Lidea Feed

China's DeepSeek-V3 AI model can challenge the reign of OpenAI, know what is its specialty

News Update January 03, 2025 05:24 AM

DeepSeek-V3: A few days ago OpenAI unveiled its new o3 model, which gave rise to the debate of getting closer to Artificial General Intelligence (AGI) with amazing benchmark results. But during this time, the DeepSeek-V3 model of China's AI lab DeepSeek became the topic of discussion. This model is not only outperforming OpenAI's GPT-4o and Anthropic's Claude 3.5 Sonnet in benchmarks, but is also revolutionizing the world of AI with low cost and high efficiency.

What is DeepSeek-V3?

DeepSeek-V3 is an open-source AI model, developed at a cost of only $5.5 million. In comparison, GPT-4o cost about $100 million to create. It is based on Mixture-of-Experts (MoE) architecture, in which multiple expert models work together. This model has 671 billion parameters, but only 37 billion are active for any given task, making it highly effective and cost-efficient.

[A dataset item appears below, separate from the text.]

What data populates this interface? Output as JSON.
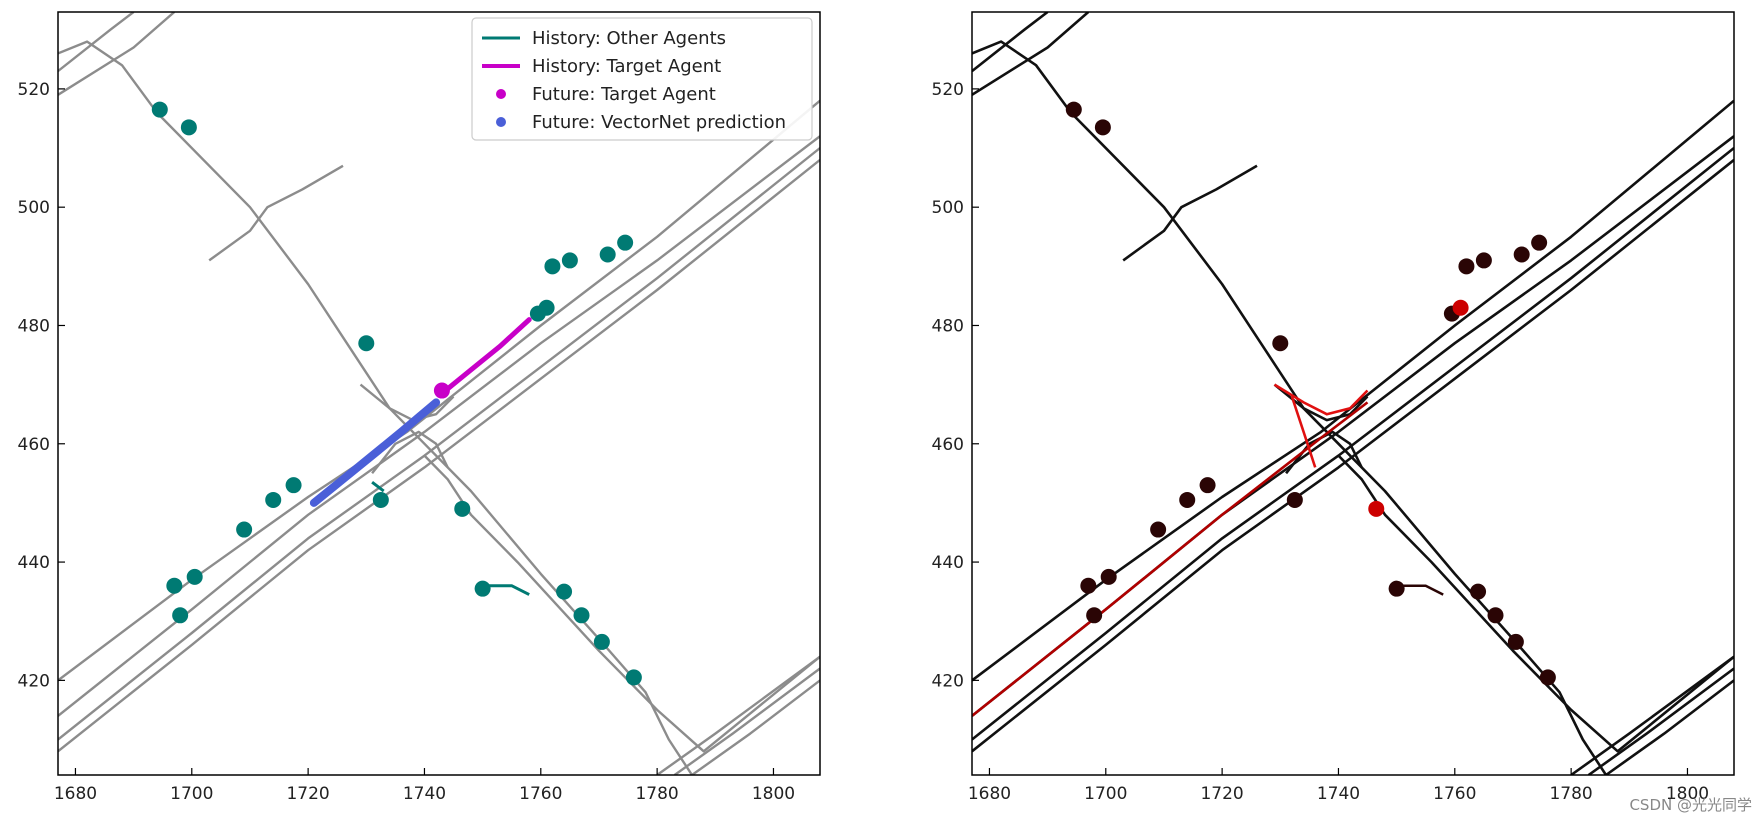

The model is trained on high-quality data of 14.8 trillion tokens and uses techniques such as Multi-Head Latent Attention (MLA) and auxiliary-loss-free load balancing. Based on NVIDIA H800 chips, this model delivers great results despite limited resources.

Features (DeepSeek-V3)

Ability to understand long context: This model can process up to 128,000 tokens in a single context, making it great for areas like legal documents and academic research.
Multi-token prediction: It can predict multiple words at a time, increasing its speed by 1.8 times.
Open Access: DeepSeek-V3 being open-source makes it accessible even to small and medium developers, making it possible to compete with larger companies.

Display

In benchmark tests, DeepSeek-V3 outperformed competitors on MATH-500 and LiveCodeBench in areas such as mathematics and coding. In particular, its performance was excellent in Chinese language tasks. However, its real-time inference capability and English factual tasks are said to need improvement.

New twist in the race of AI

Competition between America and China in the AI field is intensifying. US sanctions have limited China's access to advanced NVIDIA AI chips, but DeepSeek-V3 has mitigated the impact of these sanctions. This model shows that high-performance AI models can now be built even without a large budget.

DeepSeek-V3 being open-source not only democratizes AI research, but it also presents a major challenge to closed source models.

DeepSeek-V3 has proven that new heights can be reached in AI even with limited resources. This model is not only challenging the dominance of giants like OpenAI, but is also writing a new chapter in the world of AI.